The company plans to develop a system for tracking pharmacovigilance needs that will leverage Embase, its database of biomedical information culled from published literature, Tim Hoctor, Elsevier's vice president of life science solutions services, told GenomeWeb. The planned system will provide regulatory-compliant tracking of pharmacovigilance needs to small pharmaceutical companies with one or two drug candidates on the market all the way up larger pharma firms who are tracking hundreds of compounds. In addition, the company plans to update its Reaxys product suite to provide greater support for biologics, and develop smarter search functionality for the suite, he said.

Elsevier made some moves in the drug safety space last year. For example, it connected content from Embase to PharmaPendium, its repository of pre-clinical, clinical, and post-release drug safety and regulatory data. Both solutions are part of the company's life science solutions portfolio, which consists of tools and services that support drug discovery and development projects. By connecting the resources, the company hoped to make it easier for pharma scientists to search for safety information related to new or existing drugs and devices.

The company also plans to improve its professional services and consulting offering, through which Hoctor and his team help pharma companies combine their proprietary data with content from Elsevier's repositories using Elsevier products such as Reaxys and Pathway Studio or using their own applications and workflows. The company uses a combination of public and proprietary taxonomies to normalize and harmonize input datasets so that customers can search and explore them in the same infrastructure. "That's one of our core competencies," he told GenomeWeb, adding that the company has decades of experience with normalizing and harmonizing datasets for its drug research products.
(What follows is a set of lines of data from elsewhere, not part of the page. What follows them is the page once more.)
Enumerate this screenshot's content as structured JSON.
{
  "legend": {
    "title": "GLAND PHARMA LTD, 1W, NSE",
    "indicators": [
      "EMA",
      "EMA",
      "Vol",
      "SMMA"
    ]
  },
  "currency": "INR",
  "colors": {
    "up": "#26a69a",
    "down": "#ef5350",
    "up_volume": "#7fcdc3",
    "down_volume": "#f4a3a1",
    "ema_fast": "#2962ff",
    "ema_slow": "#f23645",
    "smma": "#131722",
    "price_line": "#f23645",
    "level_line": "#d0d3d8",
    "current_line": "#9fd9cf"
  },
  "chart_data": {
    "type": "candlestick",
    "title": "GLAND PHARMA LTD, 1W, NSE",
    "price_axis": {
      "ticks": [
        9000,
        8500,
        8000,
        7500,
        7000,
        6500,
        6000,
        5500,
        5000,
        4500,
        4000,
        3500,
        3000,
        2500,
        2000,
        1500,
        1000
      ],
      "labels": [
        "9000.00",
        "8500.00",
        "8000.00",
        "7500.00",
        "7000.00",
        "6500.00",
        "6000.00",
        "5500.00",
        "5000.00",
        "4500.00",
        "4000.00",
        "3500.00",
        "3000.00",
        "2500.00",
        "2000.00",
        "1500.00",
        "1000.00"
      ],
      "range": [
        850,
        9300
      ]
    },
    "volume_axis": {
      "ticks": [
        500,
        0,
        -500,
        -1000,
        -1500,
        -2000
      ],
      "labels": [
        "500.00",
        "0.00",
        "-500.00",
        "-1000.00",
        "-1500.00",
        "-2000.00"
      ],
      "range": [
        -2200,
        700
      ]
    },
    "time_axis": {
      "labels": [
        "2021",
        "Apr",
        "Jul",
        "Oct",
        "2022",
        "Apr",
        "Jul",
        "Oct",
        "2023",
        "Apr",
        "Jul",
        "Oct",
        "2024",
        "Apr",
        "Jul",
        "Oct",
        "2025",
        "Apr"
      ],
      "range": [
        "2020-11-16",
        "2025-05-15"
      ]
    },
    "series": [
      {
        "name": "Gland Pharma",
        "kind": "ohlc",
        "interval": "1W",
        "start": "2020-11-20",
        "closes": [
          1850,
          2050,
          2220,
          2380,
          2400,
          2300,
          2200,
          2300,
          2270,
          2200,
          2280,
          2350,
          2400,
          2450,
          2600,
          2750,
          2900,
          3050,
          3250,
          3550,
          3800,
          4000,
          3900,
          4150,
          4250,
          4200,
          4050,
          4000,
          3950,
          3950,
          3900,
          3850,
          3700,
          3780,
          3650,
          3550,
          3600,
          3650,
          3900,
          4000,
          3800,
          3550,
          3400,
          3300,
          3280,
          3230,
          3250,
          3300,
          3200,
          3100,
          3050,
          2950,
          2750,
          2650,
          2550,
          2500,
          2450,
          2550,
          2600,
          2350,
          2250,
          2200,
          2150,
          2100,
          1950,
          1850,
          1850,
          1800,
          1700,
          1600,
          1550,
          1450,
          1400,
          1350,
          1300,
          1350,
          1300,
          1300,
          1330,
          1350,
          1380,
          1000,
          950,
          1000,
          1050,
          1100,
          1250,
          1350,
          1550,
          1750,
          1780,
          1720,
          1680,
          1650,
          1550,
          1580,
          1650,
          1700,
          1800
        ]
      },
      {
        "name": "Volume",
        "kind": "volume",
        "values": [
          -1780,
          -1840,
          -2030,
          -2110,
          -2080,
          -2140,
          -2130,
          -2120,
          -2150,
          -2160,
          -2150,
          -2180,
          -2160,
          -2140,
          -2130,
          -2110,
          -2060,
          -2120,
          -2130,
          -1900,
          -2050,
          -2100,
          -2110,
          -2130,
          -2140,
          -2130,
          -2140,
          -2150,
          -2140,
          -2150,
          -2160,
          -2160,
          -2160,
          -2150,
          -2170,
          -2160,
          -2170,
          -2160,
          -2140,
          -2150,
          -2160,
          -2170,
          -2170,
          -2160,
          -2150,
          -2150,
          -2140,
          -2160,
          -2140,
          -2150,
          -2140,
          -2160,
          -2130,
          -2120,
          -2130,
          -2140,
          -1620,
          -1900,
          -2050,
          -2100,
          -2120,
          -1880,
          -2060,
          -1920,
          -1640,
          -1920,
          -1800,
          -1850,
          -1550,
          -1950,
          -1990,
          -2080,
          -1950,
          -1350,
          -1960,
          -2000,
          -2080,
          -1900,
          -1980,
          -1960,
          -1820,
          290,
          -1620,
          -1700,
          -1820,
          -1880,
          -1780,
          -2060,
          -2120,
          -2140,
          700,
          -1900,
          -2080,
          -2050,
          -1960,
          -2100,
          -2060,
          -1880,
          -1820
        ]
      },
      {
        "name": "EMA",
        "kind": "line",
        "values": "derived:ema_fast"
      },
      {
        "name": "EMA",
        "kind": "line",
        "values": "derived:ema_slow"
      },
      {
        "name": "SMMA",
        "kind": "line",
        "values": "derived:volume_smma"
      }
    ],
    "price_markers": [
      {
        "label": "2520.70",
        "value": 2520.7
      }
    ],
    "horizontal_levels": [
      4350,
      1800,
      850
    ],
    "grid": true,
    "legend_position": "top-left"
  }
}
Last year, for example, Elsevier worked with Merck to combine information on drug, target, and disease-related information from journals, patents, and grant applications. For that project, Hoctor said, the company used tools such as Reaxys Medicinal Chemistry as well as information from PharmaPendium. "We can pull data from different sources … and we normalize it and then put it out into an application," he said. "It's a huge value for customers and something [they] are absolutely looking at as a mandate."

The company is keeping its eye on the genomics arena and gauging how pharma companies are incorporating next-generation sequencing technologies into their precision medicine strategies. Seeking to tap into the NGS arm of the pharma market, last year the company added a new module to the desktop version of Pathway Studio, its software for visualizing and exploring gene expression, proteomics, and metabolomics datasets. Current customers of the module include the University of Texas MD Anderson Cancer Center and University College London. "[We are] slowly bringing this to market because we wanted to make sure, because it is a new module, that we have all the validation," Hoctor said.

Also last year, Elsevier signed an agreement with Maverix Biomics that let the companies integrate the Maverix Analytic platform with Elsevier's Pathway Studio software to improve customers' ability to analyze and interpret next-generation sequencing data.

But NGS is only one component of Elsevier's strategy for precision medicine, Hoctor noted. "We are looking at NGS, we put [the Pathway Studio NGS module] out there. But we are having this as an umbrella strategy around precision medicine, there are other areas that are being looked at."

In addition to the on-premise version of the software, Elsevier also offers a web-based version of Pathway Studio, which does not include the NGS module. The company released an updated version of the tool in December that includes features that help researchers more easily explore and understand disease progression mechanisms and treatment response including a simpler menu and detailed help documents. Also available is an interactive wizard that guides new users through the process of creating pathways, and new filters that help users sift through literature and research data to find information relevant to their research.